Writing Short Fiction

The major magazine markets for short F&SF are dying. Pretty much everybody agrees on that. The reactions range from please help save them (slushmaster) to so what (Scalzi). People have talked about causes, among them: the writers aren’t stretching enough (VannderMeer) and the short markets have become a bunch of writers writing for other writers who edit and put out stories for writers who read writerly stuff–see point four here (Bear). I tend to favor the club scene theory Bear is talking about plus a dash of the idea that the internet has really changed the way people digest small chunks of content, i.e. substituting blogs for shorts.

2013 update: Though the print magazine continues to decline, the online market for short fiction has really expanded into a much more viable scene in the years since I originally wrote this post. Many authors with an established fan base have also started publishing shorts either stand alone or in micro anthologies via Amazon and other ebook venues. At this point, only six years on from the original, I am no longer giving advice on what to do with shorts in terms of publishing, as my focus on novels has left me hopelessly out of date. OTOH, my main point about shorts from the writing/learning to be a writer point of view still stands…I think.

I give you all of that as a sort of background to what I really want to talk about, which is why I write short stories and I why I think any F&SF writer who can* write shorts should. Sarah Monette talks about some of the same things here in terms of why she writes them, and that’s definitely worth a read. One place where I disagree with both her and Scalzi is in terms of what shorts can do for a career, so I’ll start there.

Both Scalzi and Monette mention that there are better ways to raise your profile for readers–blogging is mentioned–and I agree on that. The thing that shorts can do for you career-wise that blogs and many other venues don’t do, is establish you as someone who has been vetted by some sort of serious professional editorial process. While that may not sound like much, it means a lot in terms of bona-fides for agent queries. And getting an agent is becoming ever more critical in breaking into the novel biz via the large houses, which necessity is something I’m going to talk about in its own post later. Beyond that, Monette’s point about learning how to be a professional writer through the short story markets is a great one.
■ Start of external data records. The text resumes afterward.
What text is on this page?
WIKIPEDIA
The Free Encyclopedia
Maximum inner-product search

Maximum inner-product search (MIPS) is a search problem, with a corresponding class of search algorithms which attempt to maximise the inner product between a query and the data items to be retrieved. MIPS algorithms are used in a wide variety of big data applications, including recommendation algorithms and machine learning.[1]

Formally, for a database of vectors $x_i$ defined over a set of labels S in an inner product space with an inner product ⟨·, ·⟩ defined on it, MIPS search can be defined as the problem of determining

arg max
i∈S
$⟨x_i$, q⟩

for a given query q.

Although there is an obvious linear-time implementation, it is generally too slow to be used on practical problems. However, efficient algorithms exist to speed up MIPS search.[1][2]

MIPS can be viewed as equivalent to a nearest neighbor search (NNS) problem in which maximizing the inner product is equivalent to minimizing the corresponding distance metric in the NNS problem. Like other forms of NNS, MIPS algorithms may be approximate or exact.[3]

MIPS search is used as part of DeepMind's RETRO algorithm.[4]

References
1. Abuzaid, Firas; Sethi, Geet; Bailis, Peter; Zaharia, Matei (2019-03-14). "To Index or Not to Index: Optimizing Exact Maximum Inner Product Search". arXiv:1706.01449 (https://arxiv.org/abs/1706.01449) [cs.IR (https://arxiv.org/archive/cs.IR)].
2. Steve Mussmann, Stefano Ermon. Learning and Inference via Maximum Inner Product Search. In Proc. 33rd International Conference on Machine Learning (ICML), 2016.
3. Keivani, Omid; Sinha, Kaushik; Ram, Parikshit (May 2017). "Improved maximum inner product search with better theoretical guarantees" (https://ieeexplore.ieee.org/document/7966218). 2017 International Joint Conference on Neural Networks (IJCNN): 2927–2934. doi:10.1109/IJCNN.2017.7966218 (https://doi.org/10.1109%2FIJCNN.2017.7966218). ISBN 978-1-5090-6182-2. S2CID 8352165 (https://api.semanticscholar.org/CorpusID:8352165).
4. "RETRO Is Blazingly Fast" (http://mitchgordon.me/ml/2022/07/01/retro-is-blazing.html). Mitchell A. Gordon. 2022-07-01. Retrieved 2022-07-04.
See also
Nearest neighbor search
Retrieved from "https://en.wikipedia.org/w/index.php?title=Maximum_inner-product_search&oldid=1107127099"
Monette also talks in brief about the risk-taking element, the fact that you can try things in a short that you wouldn’t dare try in a novel. I’d go beyond that to say that short stories are one of the best venues a new F&SF writer has for learning the craft, because in addition to being daring you can afford to be mundane–to practice the simple things.

You can write ten or dozen shorts where you focus on mastering a single aspect of craft like plot or character and let the rest of the stuff go hang. The brevity of the form allows for a lot more of the try/fail cycles an artist need to master the craft.

A short also forces the writer to pay attention to things they might not have to in a longer piece. If you’ve got a 5,000 word cap on how long the story can go, you have to make the hard choices about what elements of the story are important enough to keep on the page. You have to go for late entry and early exit. You have to make damn sure that every single word is important. You can’t have extraneous scenes that don’t advance the core of the story. In a short a writer knows that they must catch the reader’s attention right now and hold onto it–there’s no time to do anything else.

And, guess what? Those things are all true for novels as well. Sure, in the longer form you can get away with earlier entry and later exit and longer chunks that don’t do anything more than show off some cool side bits, but the question is: Should you? The answer: Maybe, but you should never do it unawares or unweighted. Short story writing helps teach the balancing skills a writer needs to decide when and where to go long.

*Some writers simply aren’t suited to the medium, and that’s fine.